You don’t need the fairy’s protection. You also know the togekiss loves Alola’s warmth and isn’t doing this for you. “That’s fine.”
“Gear, then. I did restock your sunscreen, which you do need to be wearing in the dry season, whatever you think. I’ve had Kagetora tell Coco that you need to wear it. I also told Nocitlālin myself while she was trying to spy on me. That way at least one of them will make you do it.”
You groan. Damn it, using your own team against you.
“I also got a lightweight tent for Lyra and one for you and Genesis. Just don’t be too loud. Lyra won’t like it and it might draw bewear.”
You’re pretty sure your blush must be visible now. “We haven’t—”
“I got you a flare. You’d be surprised how many electric- and water-types can wreck electronic emergency signals. Just be careful not to use it in dry areas unless it’s an absolute emergency. Even then have one of your water-types clean up any embers immediately. Next…”
Is this what it feels like to get mothered? You don’t really know. Your mother’s memories are very, very sparse when it comes to her family. Your godmother maybe liked you but she didn’t really love you. Alice… yes, Alice could be like that to her very breakable human. She was also a dragon with a strange idea of siblinghood or motherhood or whatever you had.

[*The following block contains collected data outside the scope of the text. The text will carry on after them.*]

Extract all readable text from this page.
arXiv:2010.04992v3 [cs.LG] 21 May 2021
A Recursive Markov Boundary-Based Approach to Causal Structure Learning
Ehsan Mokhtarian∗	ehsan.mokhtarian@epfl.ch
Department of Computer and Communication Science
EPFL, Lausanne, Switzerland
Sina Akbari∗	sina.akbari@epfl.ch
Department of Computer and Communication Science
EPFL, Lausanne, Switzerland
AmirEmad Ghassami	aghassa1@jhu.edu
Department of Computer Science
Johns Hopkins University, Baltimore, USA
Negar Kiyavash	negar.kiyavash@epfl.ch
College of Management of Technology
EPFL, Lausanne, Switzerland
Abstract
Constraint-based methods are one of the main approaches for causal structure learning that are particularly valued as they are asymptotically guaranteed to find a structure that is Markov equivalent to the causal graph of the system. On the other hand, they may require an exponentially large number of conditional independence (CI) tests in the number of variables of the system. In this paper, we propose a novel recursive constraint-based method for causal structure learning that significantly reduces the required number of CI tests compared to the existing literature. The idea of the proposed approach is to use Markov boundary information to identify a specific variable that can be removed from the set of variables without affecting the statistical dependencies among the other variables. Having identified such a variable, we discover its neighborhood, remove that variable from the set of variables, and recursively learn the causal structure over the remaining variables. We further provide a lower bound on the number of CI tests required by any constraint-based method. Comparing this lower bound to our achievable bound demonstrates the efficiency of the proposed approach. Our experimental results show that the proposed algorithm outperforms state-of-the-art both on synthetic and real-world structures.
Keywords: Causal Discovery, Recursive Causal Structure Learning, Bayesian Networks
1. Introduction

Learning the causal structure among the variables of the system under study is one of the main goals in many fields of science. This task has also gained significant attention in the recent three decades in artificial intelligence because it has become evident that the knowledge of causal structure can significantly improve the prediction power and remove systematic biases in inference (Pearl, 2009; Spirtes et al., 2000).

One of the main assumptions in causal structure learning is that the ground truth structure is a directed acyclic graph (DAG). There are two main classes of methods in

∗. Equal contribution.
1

She offered to take you back to Japan. Would that require adoption? Does she want that? Why? She’s the highest ranked woman in the world. You’re nobody. You aren’t even sure you can beat the island challenge without adding more team members and you don’t really want to. You have three battlers. Alice, Renfield, and Searah can take the final spots. If you get them back in time. When you get them back in time.
Can you accept this? Will she just decide you’re not worth her time anymore like…
Coco nudges your leg. Can probably sense the distress. You nudge her back with your foot and she gently gnaws on your calf. Not nearly hard enough to break the skin or even leave a mark. It’s supposed to be a reassuring thing, probably.
You lean down to pat her head and she pushes up into the touch.